Scores of civilians have been able to leave the steelworks in recent days but an aide to Mariupol’s mayor, Petro Andryushchenko, said at least 100 still remained inside.

The city council of Mariupol has collected over 800 reports of war crimes from residents who fled. These include the destroyed maternity ward and Drama Theatre where women and children died.

Ukraine’s Azov Regiment still fighting at the steelworks has pleaded for the safe evacuation of its wounded soldiers who are “no longer combatants”.

‘Deliberate and malicious attack’

Russia has been accused of a massive cyber attack against a satellite internet network which took thousands of modems offline at the onset of the war.

The digital assault against Viasat’s KA-SAT network in late February helped facilitate President Vladimir Putin’s invasion of the country, the Council of the EU said in a statement on Tuesday.
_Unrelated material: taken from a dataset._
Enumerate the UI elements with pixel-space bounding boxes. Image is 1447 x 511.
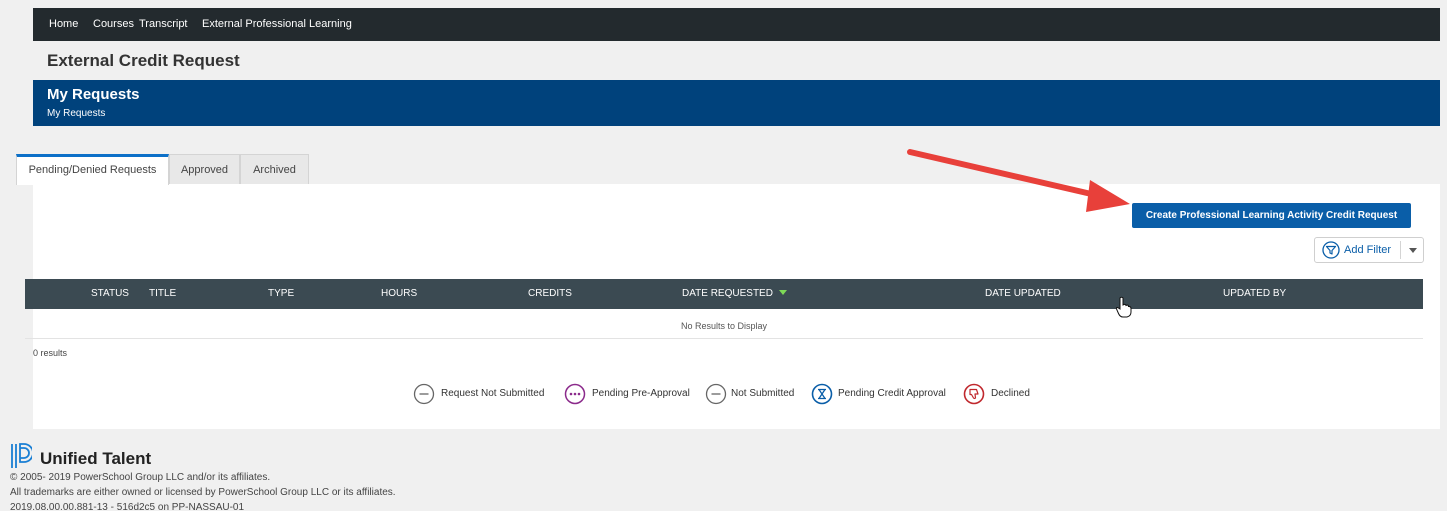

“This cyber attack had a significant impact causing indiscriminate communication outages and disruptions across several public authorities, businesses and users in Ukraine, as well as affecting several EU Member States,” the statement said.

A British Foreign Office statement quoted Foreign Secretary Liz Truss as saying the cyber attack was a “deliberate and malicious attack by Russia against Ukraine”.

Russia’s primary target in the attack was the Ukrainian military, but it also disrupted wind farms and internet users in central Europe, the statement said, citing Britain’s National Cyber Security Centre (NCSC).

The Foreign Office statement cited “new UK and US intelligence” which suggested Russia was behind the cyber attack, without elaborating.

The remote sabotage caused a “huge loss in communications in the very beginning of war,” Ukrainian cybersecurity official Victor Zhora said in March.

The Australian government on Monday issued a statement criticising the Russian cyber attacks in February, which it said were aimed at disrupting Ukrainian command and control systems during the invasion.

“These unacceptable activities are further examples of Moscow’s indiscriminate approach to cyber operations and blatant disregard for the effects of such operations on the public, including through the commercial sector,” the statement said.

“Australia is committed to imposing costs on state-based or state-sponsored malicious actors who seek to undermine an open, free, safe and secure cyberspace,” the statement by Foreign Minister Marise Payne, Defence Minister Peter Dutton and Home Affairs Minister Karen Andrews said.

Russia routinely denies it carries out offensive cyber operations.

The Kremlin did not immediately respond to a request from Reuters for comment.